Why should we care about the health of salmon and the ecosystem in which they live – does this really impact human health?
Where do we find seafood that’s healthy enough to eat?
And what are some delicious salmon recipes?
Salmon, as well as other fish, face a lot of threats from environmental damage, dam-construction, poisoned waters, and over-fishing. But you can help ensure salmon are healthy to eat and are available for future generations by voting with your dollars.
Loss of habitat, river, streams reduces fish re-population (dams, urban development, agriculture) by reducing salmon runs.
Alaska gives the opportunity to really learn these lessons with pristine, untouched salmon habitat. Bristol Bay is last best place with high-functioning watersheds.
Bristol Bay produces over 50% of the world’s sockeye and is the most valuable commercial salmon fishery on earth.
It sees 38 million fish seen each summer. But there are threats to these wild salmon, which will impact food for generations. You could line them head to tail and they would stretch to Alaska and back!
In this podcast, you’ll hear Elizabeth Herendeen share what she’s learned while working to protect our nation’s wild salmon fisheries since 2003. Below, I’ve outlined a recap of our conversation, where Elizabeth shared compelling information about sustainable salmon.
What are some of the bigger issues facing salmon today? How would these adverse impacts effect our food supply?
- There is an open pit pebble mine that may be built in Bristol Bay. It would certainly effect the salmon and the local ecosystem. It is very large and the scale is difficult to evaluate the impact of the massive infrastructure.
- Mining contaminants in salmon are a big deal for health of consumers as much as it is for the ecosystem. Salmon location is in critical and productive habitat, and the chemicals/toxins from the industrial mine would be easily transported into their habitat and food supply.
- The type of mine (copper) can impair salmon’s ability to smell back to their spawning site. This would impact their ability to repopulate.
Where is the hope for our future?
Seeing the momentum build & the relationships form between fishermen & chefs, sports fishermen and Native Elders, has been uplifting. People have hope through their connection to salmon. The power of people gives so much hope for the future.
It is possible to effectively co-exist with salmon and our human drive for development and energy, but our approach must change. We must consider value the environment as an essential part of our future. We can’t continue to destroy the environment in an endless quest for money. If the environment isn’t well, humans won’t be well.

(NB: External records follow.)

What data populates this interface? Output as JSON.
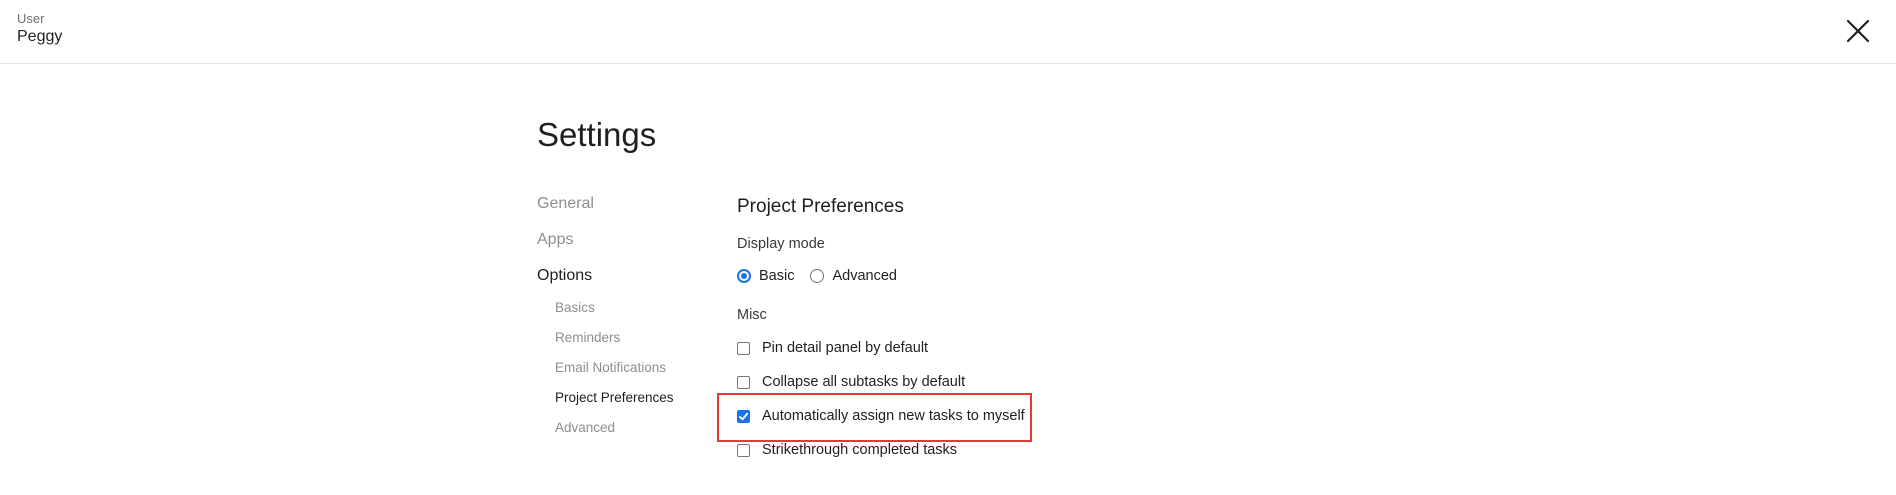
{
  "header": {
    "user_label": "User",
    "user_name": "Peggy",
    "close_icon": "close-icon"
  },
  "settings": {
    "title": "Settings",
    "nav": [
      {
        "label": "General",
        "active": false
      },
      {
        "label": "Apps",
        "active": false
      },
      {
        "label": "Options",
        "active": true
      }
    ],
    "subnav": [
      {
        "label": "Basics",
        "active": false
      },
      {
        "label": "Reminders",
        "active": false
      },
      {
        "label": "Email Notifications",
        "active": false
      },
      {
        "label": "Project Preferences",
        "active": true
      },
      {
        "label": "Advanced",
        "active": false
      }
    ]
  },
  "section": {
    "title": "Project Preferences",
    "display_mode": {
      "label": "Display mode",
      "options": [
        {
          "label": "Basic",
          "checked": true
        },
        {
          "label": "Advanced",
          "checked": false
        }
      ]
    },
    "misc": {
      "label": "Misc",
      "options": [
        {
          "label": "Pin detail panel by default",
          "checked": false
        },
        {
          "label": "Collapse all subtasks by default",
          "checked": false
        },
        {
          "label": "Automatically assign new tasks to myself",
          "checked": true
        },
        {
          "label": "Strikethrough completed tasks",
          "checked": false
        }
      ]
    }
  },
  "colors": {
    "accent": "#1a73e8",
    "highlight": "#e53935",
    "muted": "#8e8e8e"
  }
}
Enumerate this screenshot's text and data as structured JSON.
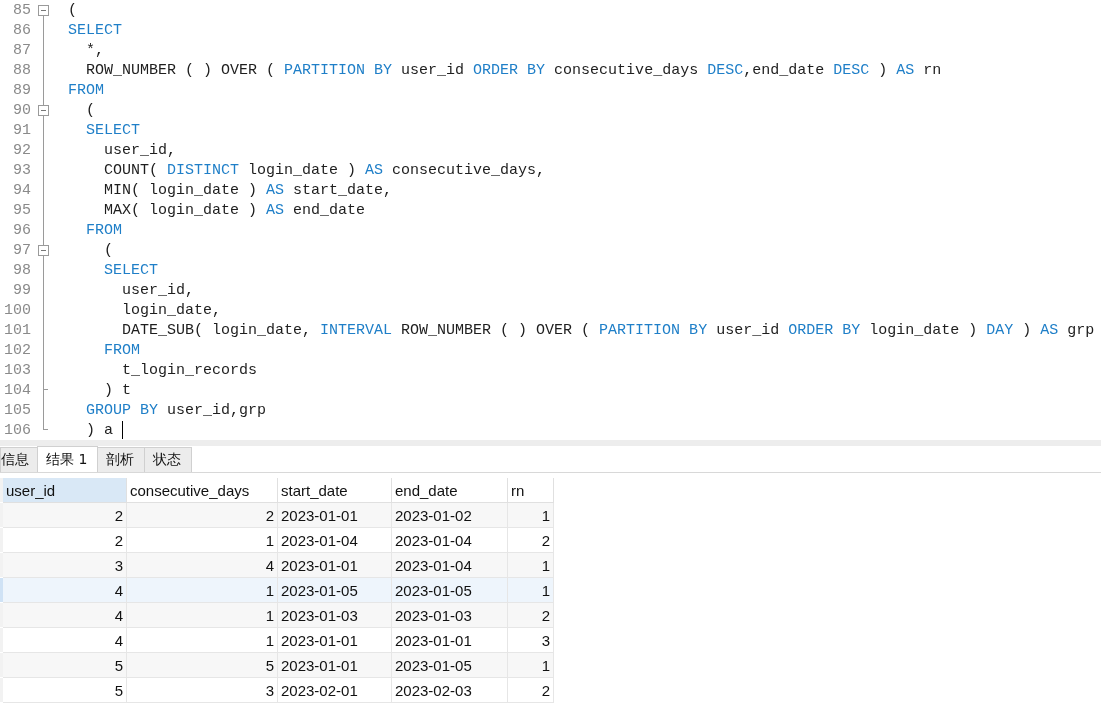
{
  "editor": {
    "lines": [
      {
        "number": "85",
        "kind": "fold-start",
        "tokens": [
          {
            "text": "(",
            "kind": "plain"
          }
        ]
      },
      {
        "number": "86",
        "kind": "code",
        "tokens": [
          {
            "text": "SELECT",
            "kind": "keyword"
          }
        ]
      },
      {
        "number": "87",
        "kind": "code",
        "tokens": [
          {
            "text": "  *,",
            "kind": "plain"
          }
        ]
      },
      {
        "number": "88",
        "kind": "code",
        "tokens": [
          {
            "text": "  ROW_NUMBER ( ) OVER ( ",
            "kind": "plain"
          },
          {
            "text": "PARTITION BY",
            "kind": "keyword"
          },
          {
            "text": " user_id ",
            "kind": "plain"
          },
          {
            "text": "ORDER BY",
            "kind": "keyword"
          },
          {
            "text": " consecutive_days ",
            "kind": "plain"
          },
          {
            "text": "DESC",
            "kind": "keyword"
          },
          {
            "text": ",end_date ",
            "kind": "plain"
          },
          {
            "text": "DESC",
            "kind": "keyword"
          },
          {
            "text": " ) ",
            "kind": "plain"
          },
          {
            "text": "AS",
            "kind": "keyword"
          },
          {
            "text": " rn",
            "kind": "plain"
          }
        ]
      },
      {
        "number": "89",
        "kind": "code",
        "tokens": [
          {
            "text": "FROM",
            "kind": "keyword"
          }
        ]
      },
      {
        "number": "90",
        "kind": "fold-start",
        "tokens": [
          {
            "text": "  (",
            "kind": "plain"
          }
        ]
      },
      {
        "number": "91",
        "kind": "code",
        "tokens": [
          {
            "text": "  SELECT",
            "kind": "keyword"
          }
        ]
      },
      {
        "number": "92",
        "kind": "code",
        "tokens": [
          {
            "text": "    user_id,",
            "kind": "plain"
          }
        ]
      },
      {
        "number": "93",
        "kind": "code",
        "tokens": [
          {
            "text": "    COUNT( ",
            "kind": "plain"
          },
          {
            "text": "DISTINCT",
            "kind": "keyword"
          },
          {
            "text": " login_date ) ",
            "kind": "plain"
          },
          {
            "text": "AS",
            "kind": "keyword"
          },
          {
            "text": " consecutive_days,",
            "kind": "plain"
          }
        ]
      },
      {
        "number": "94",
        "kind": "code",
        "tokens": [
          {
            "text": "    MIN( login_date ) ",
            "kind": "plain"
          },
          {
            "text": "AS",
            "kind": "keyword"
          },
          {
            "text": " start_date,",
            "kind": "plain"
          }
        ]
      },
      {
        "number": "95",
        "kind": "code",
        "tokens": [
          {
            "text": "    MAX( login_date ) ",
            "kind": "plain"
          },
          {
            "text": "AS",
            "kind": "keyword"
          },
          {
            "text": " end_date",
            "kind": "plain"
          }
        ]
      },
      {
        "number": "96",
        "kind": "code",
        "tokens": [
          {
            "text": "  FROM",
            "kind": "keyword"
          }
        ]
      },
      {
        "number": "97",
        "kind": "fold-start",
        "tokens": [
          {
            "text": "    (",
            "kind": "plain"
          }
        ]
      },
      {
        "number": "98",
        "kind": "code",
        "tokens": [
          {
            "text": "    SELECT",
            "kind": "keyword"
          }
        ]
      },
      {
        "number": "99",
        "kind": "code",
        "tokens": [
          {
            "text": "      user_id,",
            "kind": "plain"
          }
        ]
      },
      {
        "number": "100",
        "kind": "code",
        "tokens": [
          {
            "text": "      login_date,",
            "kind": "plain"
          }
        ]
      },
      {
        "number": "101",
        "kind": "code",
        "tokens": [
          {
            "text": "      DATE_SUB( login_date, ",
            "kind": "plain"
          },
          {
            "text": "INTERVAL",
            "kind": "keyword"
          },
          {
            "text": " ROW_NUMBER ( ) OVER ( ",
            "kind": "plain"
          },
          {
            "text": "PARTITION BY",
            "kind": "keyword"
          },
          {
            "text": " user_id ",
            "kind": "plain"
          },
          {
            "text": "ORDER BY",
            "kind": "keyword"
          },
          {
            "text": " login_date ) ",
            "kind": "plain"
          },
          {
            "text": "DAY",
            "kind": "keyword"
          },
          {
            "text": " ) ",
            "kind": "plain"
          },
          {
            "text": "AS",
            "kind": "keyword"
          },
          {
            "text": " grp",
            "kind": "plain"
          }
        ]
      },
      {
        "number": "102",
        "kind": "code",
        "tokens": [
          {
            "text": "    FROM",
            "kind": "keyword"
          }
        ]
      },
      {
        "number": "103",
        "kind": "code",
        "tokens": [
          {
            "text": "      t_login_records",
            "kind": "plain"
          }
        ]
      },
      {
        "number": "104",
        "kind": "fold-end",
        "tokens": [
          {
            "text": "    ) t",
            "kind": "plain"
          }
        ]
      },
      {
        "number": "105",
        "kind": "code",
        "tokens": [
          {
            "text": "  GROUP BY",
            "kind": "keyword"
          },
          {
            "text": " user_id,grp",
            "kind": "plain"
          }
        ]
      },
      {
        "number": "106",
        "kind": "fold-end",
        "cursor": true,
        "tokens": [
          {
            "text": "  ) a ",
            "kind": "plain"
          }
        ]
      }
    ]
  },
  "tabs": [
    {
      "label": "信息",
      "selected": false
    },
    {
      "label": "结果 1",
      "selected": true
    },
    {
      "label": "剖析",
      "selected": false
    },
    {
      "label": "状态",
      "selected": false
    }
  ],
  "table": {
    "columns": [
      {
        "label": "user_id",
        "kind": "number",
        "selected": true
      },
      {
        "label": "consecutive_days",
        "kind": "number",
        "selected": false
      },
      {
        "label": "start_date",
        "kind": "date",
        "selected": false
      },
      {
        "label": "end_date",
        "kind": "date",
        "selected": false
      },
      {
        "label": "rn",
        "kind": "number",
        "selected": false
      }
    ],
    "rows": [
      {
        "selected": false,
        "cells": [
          "2",
          "2",
          "2023-01-01",
          "2023-01-02",
          "1"
        ]
      },
      {
        "selected": false,
        "cells": [
          "2",
          "1",
          "2023-01-04",
          "2023-01-04",
          "2"
        ]
      },
      {
        "selected": false,
        "cells": [
          "3",
          "4",
          "2023-01-01",
          "2023-01-04",
          "1"
        ]
      },
      {
        "selected": true,
        "cells": [
          "4",
          "1",
          "2023-01-05",
          "2023-01-05",
          "1"
        ]
      },
      {
        "selected": false,
        "cells": [
          "4",
          "1",
          "2023-01-03",
          "2023-01-03",
          "2"
        ]
      },
      {
        "selected": false,
        "cells": [
          "4",
          "1",
          "2023-01-01",
          "2023-01-01",
          "3"
        ]
      },
      {
        "selected": false,
        "cells": [
          "5",
          "5",
          "2023-01-01",
          "2023-01-05",
          "1"
        ]
      },
      {
        "selected": false,
        "cells": [
          "5",
          "3",
          "2023-02-01",
          "2023-02-03",
          "2"
        ]
      }
    ]
  }
}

What to look for in sustainable seafood:
There are many ways and many reasons to help ensure that salmon are healthy and available for today, and for future generations. Seek out Alaska-wild salmon because they are managed sustainable and from intact watersheds. Seek out Bristol Bay salmon. Seek out the stories of the food you’re purchasing to understand if it is truly healthy, sustainable, and fair.
Sustainable seafood resources: SeafoodWatch.org
Connect with Bristol Bay Sockeye
How-to videos on cooking salmon
Delicious salmon recipes
- Meyer lemon Beurre Blanc Over Salmon
- Asian Ginger Salmon
- Cilantro Salmon
- Grilled Salmon topped with Fresh Tomato and Basil Bruschetta
- Balsamic Braised Salmon
- Other Salmon Recipes
If this subject moves you, please be sure to share it on social media or email. Thanks for your support.
About our guest: Elizabeth Herendeen has been working to protect our nation’s wild salmon fisheries since 2003. She has a lot of experience in fish conservation issues. She’s also worked with Trout Unlimited, where she helped found the Why Wild Program as a way to educate and engage salmon consumers in today’s biggest salmon conservation issues. Elizabeth started the national Savor Bristol Bay campaign, and worked for the Southeast Alaska’s Regional Seafood Development Association and for the Alaskans Own Community Supported Fishery. In January 2014 Elizabeth joined the BBRSDA as its Marketing Director.